WEAROS 7 GETS LIVE UPDATES, BETTER BATTER AND GEMINI PROMISE
Google’s latest wearable update brings live cards, a media output switcher, and up to 10% more battery. The AI overhaul arrives later.
by editor4 min readcomments soon

Google rolled out Wear OS 7 to eligible Pixel Watch devices, and the timing is not accidental. More than half of Wear OS users wear their watch seven days a week, and the most active wear it for over 23 hours a day. That kind of commitment demands software that earns its wrist time, not one that feels like a notification relay you check between phone sessions. This update makes a real play for that.
LIVE UPDATES ON YOUR WRIST
The headline feature is Live Updates, which mirrors Android Live Updates from your phone straight to your watch. You can track a food delivery, live sports scores, or your workout progress without tapping through a single app. It works the same way the live information cards already do on Android phones: persistent, glanceable, and automatic. The idea is that you should not need to open an app to see something updating in real time. That is the kind of friction removal a device you wear all day actually needs.
WATCH AS A REMOTE CONTROL
Wear OS 7 also repositions the watch as a smarter hub for your connected devices. A new media output switcher lets you transfer audio playback between your headphones, home speakers, and other devices without reaching for your phone. If you take a photo with a pair of audio glasses, you can preview it instantly on your wrist. Google’s intelligent eyewear launches this fall and will work directly with Wear OS 7. The integration feels like a deliberate bet on fast reloading between gadgets rather than building one do-it-all wearable.
BATTERY IMPROVEMENTS
Upgrading from Wear OS 6, users can expect battery life improvements of up to 10%. That is a single-digit gain, but battery life on a watch is subject to a daily ceiling. Ten per cent can mean the difference between making it through a long day and needing to top off before bed. Google says the improvement comes from extensive system-level optimisations. Given that some users are wearing the thing for 23 hours straight, even a modest improvement in runtime is meaningful.
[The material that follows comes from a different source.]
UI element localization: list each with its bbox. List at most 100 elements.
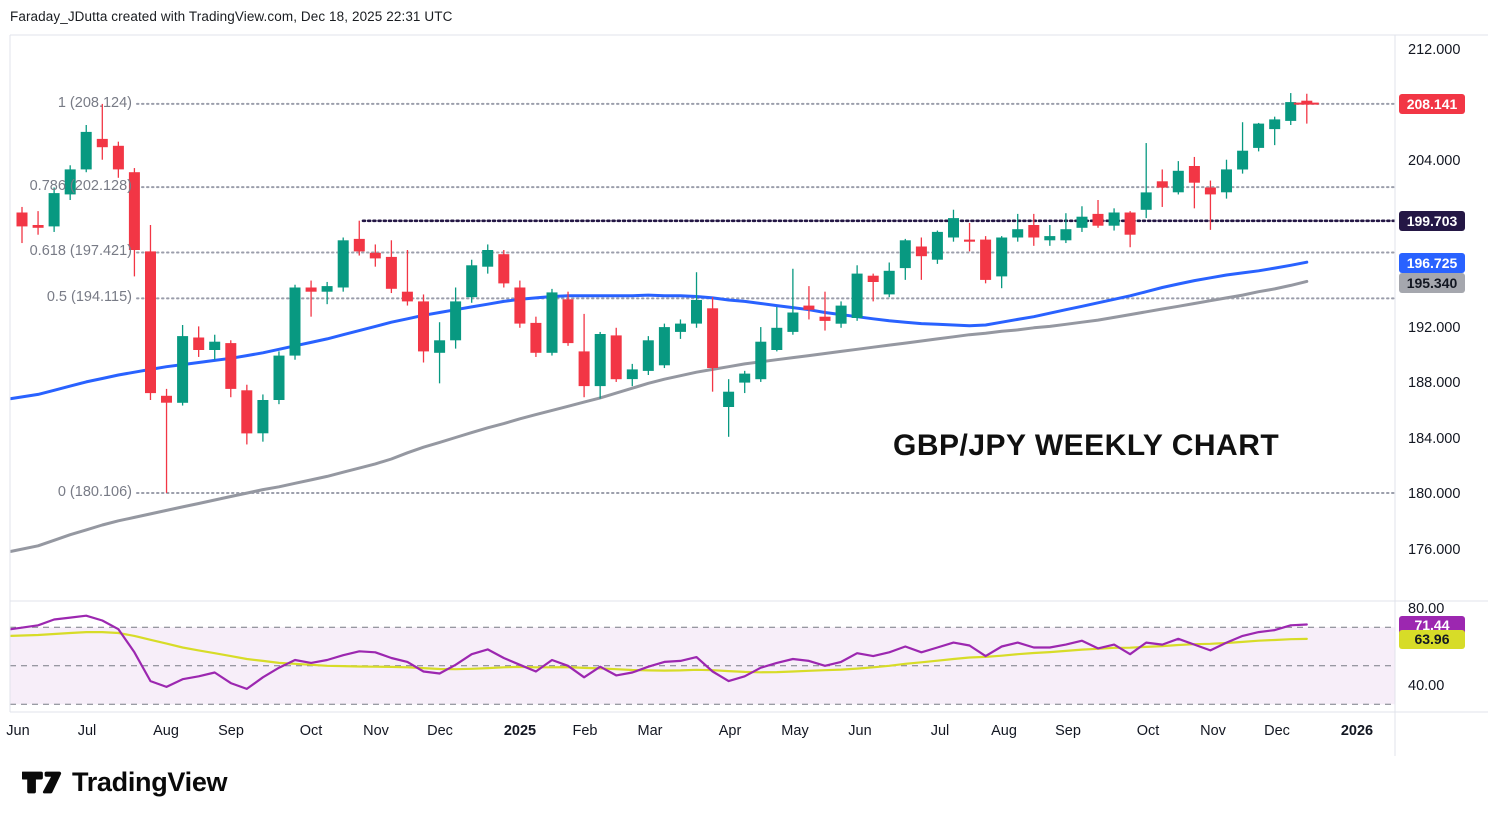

GEMINI IS COMING, JUST NOT ALL AT ONCE
The more ambitious part of the update arrives later this year. Select devices will unlock Gemini Intelligence, Google’s AI layer that turns the watch into a proactive agent rather than a passive display. Create My Widget lets you build personalised watch dashboards using natural language. Gemini will handle multi-step app automation: booking a bike for a spin class, ordering food from a favourite restaurant, and other actions that currently require unlocking your phone and opening three apps. The system draws on information from Gmail, Search, and chat history to make more personalised suggestions. It also introduces Neural Expressive and Personal Intelligence design languages to the platform.
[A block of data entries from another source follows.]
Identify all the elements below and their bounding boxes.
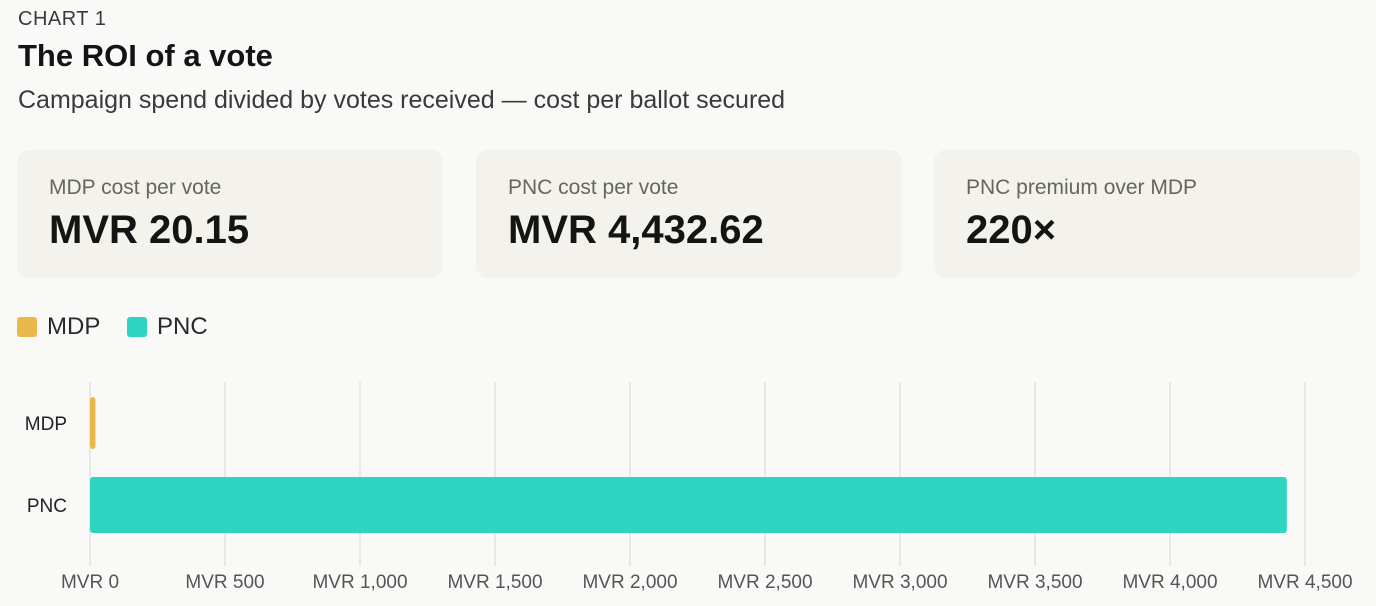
chart-x-axis: MVR 0 MVR 500 MVR 1,000 MVR 1,500 MVR 2,000 M… [61, 572, 1353, 593]
stat-card-label: MDP cost per vote [49, 176, 222, 199]
x-tick-label: MVR 1,000 [312, 572, 407, 593]
legend-swatch-pnc [127, 317, 147, 337]
bar-mdp[interactable] [90, 397, 96, 449]
legend-swatch-mdp [17, 317, 37, 337]
stat-card-label: PNC premium over MDP [966, 176, 1198, 199]
stat-card-value: MVR 20.15 [49, 208, 250, 252]
chart-gridlines [89, 382, 1306, 566]
x-tick-label: MVR 4,500 [1257, 572, 1352, 593]
category-label-pnc: PNC [27, 496, 67, 517]
x-tick-label: MVR 1,500 [447, 572, 542, 593]
stat-card-value: MVR 4,432.62 [508, 208, 764, 252]
x-tick-label: MVR 3,000 [852, 572, 947, 593]
stat-card-pnc-cost: PNC cost per vote MVR 4,432.62 [476, 150, 902, 278]
x-tick-label: MVR 3,500 [987, 572, 1082, 593]
stat-cards: MDP cost per vote MVR 20.15 PNC cost per… [17, 150, 1361, 278]
category-label-mdp: MDP [25, 414, 67, 435]
stat-card-label: PNC cost per vote [508, 176, 679, 199]
legend-label: PNC [157, 313, 208, 340]
x-tick-label: MVR 2,500 [717, 572, 812, 593]
chart-bars [90, 397, 1287, 533]
x-tick-label: MVR 0 [61, 572, 119, 593]
chart-category-labels: MDP PNC [25, 414, 67, 517]
stat-card-mdp-cost: MDP cost per vote MVR 20.15 [17, 150, 443, 278]
chart-subtitle: Campaign spend divided by votes received… [18, 86, 786, 114]
x-tick-label: MVR 500 [185, 572, 264, 593]
stat-card-premium: PNC premium over MDP 220× [934, 150, 1360, 278]
legend-label: MDP [47, 313, 101, 340]
x-tick-label: MVR 4,000 [1122, 572, 1217, 593]
chart-eyebrow: CHART 1 [18, 8, 107, 30]
stat-card-value: 220× [966, 208, 1057, 252]
bar-pnc[interactable] [90, 477, 1287, 533]
x-tick-label: MVR 2,000 [582, 572, 677, 593]
chart-title: The ROI of a vote [18, 38, 273, 73]
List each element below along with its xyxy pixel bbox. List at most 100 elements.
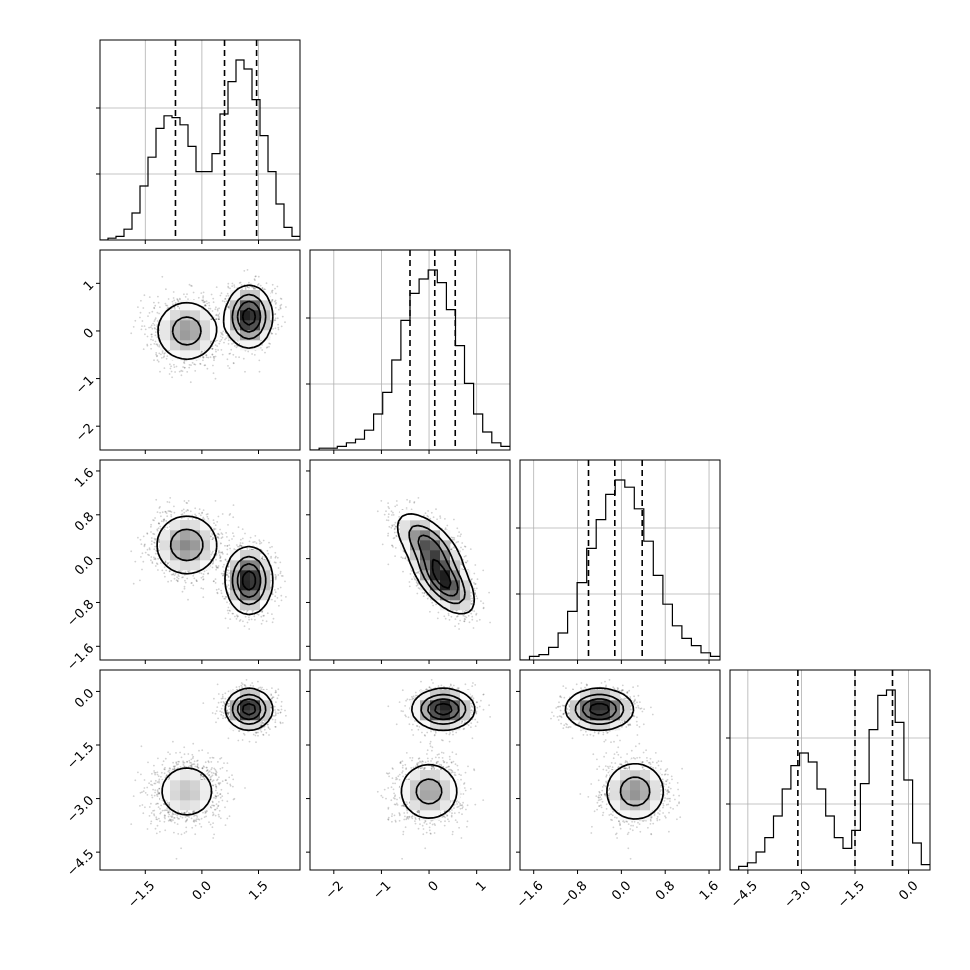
- sample-point: [261, 287, 264, 289]
- sample-point: [198, 572, 201, 574]
- sample-point: [228, 579, 231, 582]
- sample-point: [195, 580, 198, 582]
- sample-point: [227, 576, 230, 578]
- sample-point: [143, 544, 146, 546]
- sample-point: [213, 522, 215, 525]
- density-cell: [170, 340, 181, 351]
- sample-point: [220, 589, 223, 592]
- sample-point: [178, 297, 181, 300]
- sample-point: [274, 561, 277, 564]
- sample-point: [165, 512, 168, 514]
- sample-point: [214, 308, 217, 311]
- sample-point: [194, 363, 197, 366]
- sample-point: [154, 552, 157, 555]
- sample-point: [150, 537, 153, 539]
- sample-point: [203, 518, 206, 521]
- sample-point: [277, 587, 279, 590]
- sample-point: [205, 300, 208, 303]
- sample-point: [256, 284, 259, 286]
- sample-point: [176, 576, 179, 579]
- density-cell: [170, 330, 181, 341]
- sample-point: [227, 612, 230, 615]
- sample-point: [275, 302, 277, 304]
- sample-point: [153, 542, 156, 544]
- sample-point: [211, 566, 214, 569]
- sample-point: [248, 540, 251, 543]
- sample-point: [158, 352, 161, 355]
- sample-point: [168, 510, 171, 513]
- sample-point: [202, 359, 204, 362]
- sample-point: [226, 544, 229, 547]
- sample-point: [146, 335, 149, 338]
- sample-point: [209, 342, 212, 344]
- sample-point: [218, 533, 221, 536]
- sample-point: [261, 619, 264, 622]
- sample-point: [224, 617, 227, 620]
- sample-point: [181, 509, 183, 512]
- sample-point: [233, 345, 236, 347]
- sample-point: [218, 550, 220, 553]
- sample-point: [280, 594, 283, 597]
- sample-point: [215, 306, 217, 309]
- sample-point: [183, 293, 185, 296]
- sample-point: [227, 606, 230, 609]
- sample-point: [195, 514, 198, 517]
- sample-point: [241, 537, 244, 540]
- sample-point: [227, 285, 230, 288]
- sample-point: [187, 598, 189, 601]
- sample-point: [148, 296, 151, 298]
- sample-point: [214, 348, 217, 351]
- sample-point: [172, 297, 175, 299]
- sample-point: [252, 288, 255, 290]
- sample-point: [215, 318, 218, 321]
- density-cell: [220, 310, 231, 321]
- sample-point: [204, 364, 207, 367]
- sample-point: [200, 572, 203, 575]
- sample-point: [150, 543, 153, 545]
- sample-point: [150, 525, 152, 528]
- sample-point: [150, 531, 152, 533]
- sample-point: [266, 346, 269, 348]
- sample-point: [159, 506, 161, 508]
- sample-point: [154, 318, 157, 321]
- sample-point: [251, 611, 254, 614]
- sample-point: [182, 366, 185, 368]
- sample-point: [228, 304, 231, 307]
- sample-point: [222, 574, 225, 577]
- sample-point: [258, 359, 261, 362]
- sample-point: [280, 599, 283, 602]
- sample-point: [274, 306, 277, 309]
- sample-point: [221, 582, 224, 585]
- sample-point: [251, 610, 254, 612]
- sample-point: [215, 588, 218, 591]
- sample-point: [173, 299, 176, 302]
- sample-point: [158, 522, 161, 525]
- sample-point: [153, 301, 155, 304]
- density-cell: [260, 300, 271, 311]
- sample-point: [285, 306, 287, 308]
- sample-point: [177, 574, 180, 576]
- sample-point: [156, 320, 159, 322]
- sample-point: [185, 510, 188, 512]
- sample-point: [146, 533, 149, 535]
- sample-point: [271, 289, 274, 292]
- sample-point: [187, 570, 189, 573]
- sample-point: [274, 287, 276, 290]
- density-cell: [180, 350, 191, 361]
- sample-point: [181, 590, 184, 593]
- sample-point: [238, 620, 241, 622]
- sample-point: [224, 597, 227, 600]
- sample-point: [211, 347, 213, 350]
- sample-point: [206, 515, 209, 518]
- sample-point: [160, 515, 162, 518]
- sample-point: [158, 522, 160, 524]
- sample-point: [279, 572, 282, 575]
- sample-point: [275, 575, 277, 578]
- sample-point: [275, 555, 277, 558]
- sample-point: [206, 513, 209, 515]
- density-cell: [200, 320, 211, 331]
- sample-point: [271, 593, 274, 596]
- sample-point: [284, 321, 286, 324]
- sample-point: [186, 577, 189, 580]
- sample-point: [217, 532, 220, 535]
But Google’s vision for the platform will not be realised all at once. The Gemini-powered features are explicitly flagged for later this summer and beyond. That means Wear OS 7 ships with Live Updates and the device integration piece, but the AI overhaul is still in the pipeline. That is fine. Rolling out infrastructure before the features avoids the half-baked launch that plagued other assistant-focused watch efforts.
WHAT THIS SAYS ABOUT GOOGLE'S STRATEGY
The timing of the update correlates with increasing smartwatch usage. People are wearing these devices more than ever, and Google is capitalising on this with an update that aims to make them more useful throughout the day rather than just during workouts. Wear OS 7 is built for the commitment to wear it around the clock. The emphasis on live information and multi-device control suggests Google sees the watch as a complement to the phone, not a replacement. That is a sensible position, and it gives the platform a clearer identity than chasing Apple’s fitness dominance or Samsung’s ecosystem lock-in.
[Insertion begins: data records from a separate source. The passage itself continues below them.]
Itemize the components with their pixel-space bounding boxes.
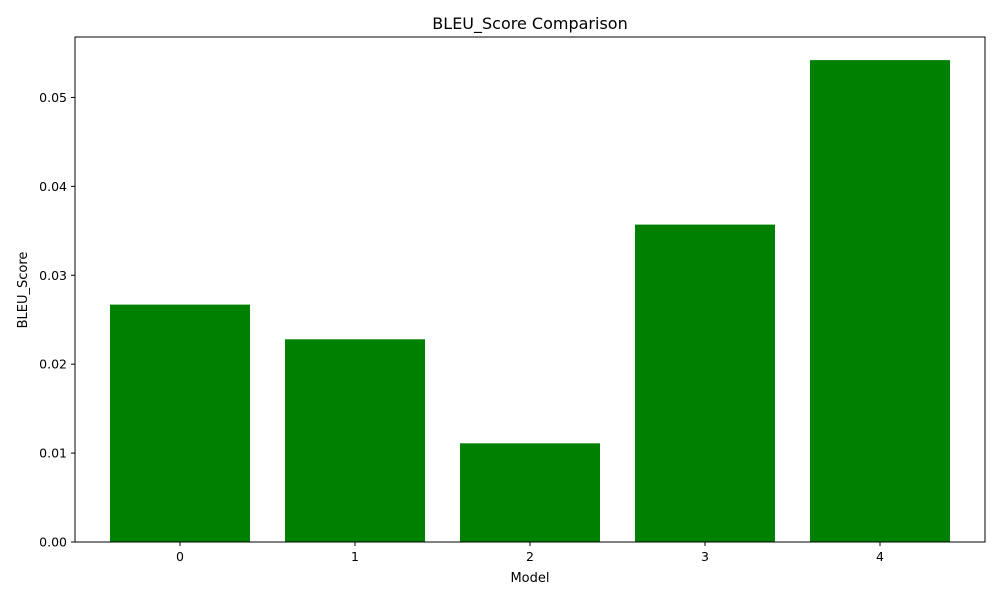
- y-axis-ticks: 0.00 0.01 0.02 0.03 0.04 0.05: [39, 90, 75, 550]
- x-axis-ticks: 0 1 2 3 4: [176, 542, 884, 564]
- bar-3: [635, 224, 775, 542]
- y-tick-label: 0.03: [39, 268, 67, 283]
- bars-group: [110, 60, 950, 542]
- y-tick-label: 0.04: [39, 179, 67, 194]
- bar-1: [285, 339, 425, 542]
- y-tick-label: 0.05: [39, 90, 67, 105]
- x-axis-label: Model: [510, 571, 549, 586]
- chart-title: BLEU_Score Comparison: [432, 14, 627, 34]
- plot-frame: [74, 36, 986, 543]
- y-tick-label: 0.02: [39, 357, 67, 372]
- y-tick-label: 0.01: [39, 446, 67, 461]
- y-axis-label: BLEU_Score: [16, 252, 31, 329]
- bar-4: [810, 60, 950, 542]
- x-tick-label: 2: [526, 549, 534, 564]
- x-tick-label: 3: [701, 549, 709, 564]
- x-tick-label: 1: [351, 549, 359, 564]
- x-tick-label: 4: [876, 549, 884, 564]
- x-tick-label: 0: [176, 549, 184, 564]
- bar-0: [110, 304, 250, 542]
- bar-2: [460, 443, 600, 542]
- y-tick-label: 0.00: [39, 535, 67, 550]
The improvements are practical. Live Updates remove friction. The media output switcher solves a real annoyance. The battery gain is modest but welcome. The Gemini piece is the wildcard: if it ships reliably and does what Google promises, Wear OS 7 could be remembered as the update that made smartwatches useful for more than notifications. If it stalls, it will be another year of “AI later” press releases.
For now, Pixel Watch owners should update and enjoy the new live cards and smoother device switching. The rest of the story writes itself later this year.